Viviennemary · 05/08/2015 23:31

I think making a list of all the jobs room by room like Makeitacider suggests is a good idea. Tempting thought it is to offer a tradesman £x and say sort it out. That isn't how most tradesman work. They have to estimate materials and hours of work for each job and then quote otherwise they'd go bust in no time. I don't think getting some general handyperson is a good idea. Thought there are always exceptions. They're fine for small jobs but not large ones.

It is a big job. There's no getting a way from that. And a lot of workman don't like sorting out half finished jobs. And these project managers usually cost the earth. Well worth it if you can afford it but in central London I expect the cost would be massive. Hope you get things sorted eventually.

shirleybasseyslovechild · 05/08/2015 23:38

I have connections in the building trade.
is it fair to say you need the following skilled workers ?
plumber
joiner
tiler
carpet fitter.

decorating is hard work but doable. can your bf help you at the weekends ?

Stratter5 · 05/08/2015 23:39

Try a letting agent, they're usually a goldmine for knowing handymen.

shirleybasseyslovechild · 05/08/2015 23:43

I do agree with your original point that it would be a waste not to renovate before selling .
I know you didn't ask this but might it be an idea to renovate and sell before your bf and kids move in?
much easier to keep it looking freshly done up that way !

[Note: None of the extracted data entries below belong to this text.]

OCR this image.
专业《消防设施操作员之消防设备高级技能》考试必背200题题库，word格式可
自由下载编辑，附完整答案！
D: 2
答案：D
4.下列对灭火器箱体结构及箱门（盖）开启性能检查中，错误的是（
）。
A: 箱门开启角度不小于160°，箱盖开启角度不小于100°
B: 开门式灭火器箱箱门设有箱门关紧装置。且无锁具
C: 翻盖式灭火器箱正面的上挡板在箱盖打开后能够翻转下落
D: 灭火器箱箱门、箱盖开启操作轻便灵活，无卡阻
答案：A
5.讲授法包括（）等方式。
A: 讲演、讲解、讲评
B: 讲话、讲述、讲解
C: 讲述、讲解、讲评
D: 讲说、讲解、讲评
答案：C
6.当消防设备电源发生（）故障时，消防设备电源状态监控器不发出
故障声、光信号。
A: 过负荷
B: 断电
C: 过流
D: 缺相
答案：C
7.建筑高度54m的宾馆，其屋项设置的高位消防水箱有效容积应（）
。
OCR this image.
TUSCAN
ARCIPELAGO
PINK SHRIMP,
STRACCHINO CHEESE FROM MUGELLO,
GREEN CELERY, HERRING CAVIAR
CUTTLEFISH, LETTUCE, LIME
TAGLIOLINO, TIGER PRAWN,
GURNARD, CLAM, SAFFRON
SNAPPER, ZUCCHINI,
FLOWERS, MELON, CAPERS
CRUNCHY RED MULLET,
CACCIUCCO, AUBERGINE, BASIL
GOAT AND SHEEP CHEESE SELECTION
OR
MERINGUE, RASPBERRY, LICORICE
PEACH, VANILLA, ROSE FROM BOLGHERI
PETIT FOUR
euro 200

NoSquirrels · 05/08/2015 23:43

Whereabouts in the zones are you, OP? North, south, east, west? I could probably recommend someone if in the right area.

The problem is no one can see any profit in the job you want doing. So they're not tempted to quote for it. Sorting half-finished stuff, when the materials have already been bought, cuts their margin, it's just labour costs. That's why no one fancies it.

But if you get the plumbing done, say, then move onto the woodwork (handyman type), then you'll get somewhere even if slowly.

TracyBarlow · 05/08/2015 23:45

Have you tried putting an an ad in the newsagent's window for a general handyman, say you'll pay £200 day rate and provide all materials. I reckon you might get someone retired who can do most of it.

Things like fixing skirting boards, hanging doors etc is an absolute piece of piss and I'd do it myself. There are tutorials all over YouTube. Even if you just hang one door per weekend you'll save yourself loads of cash.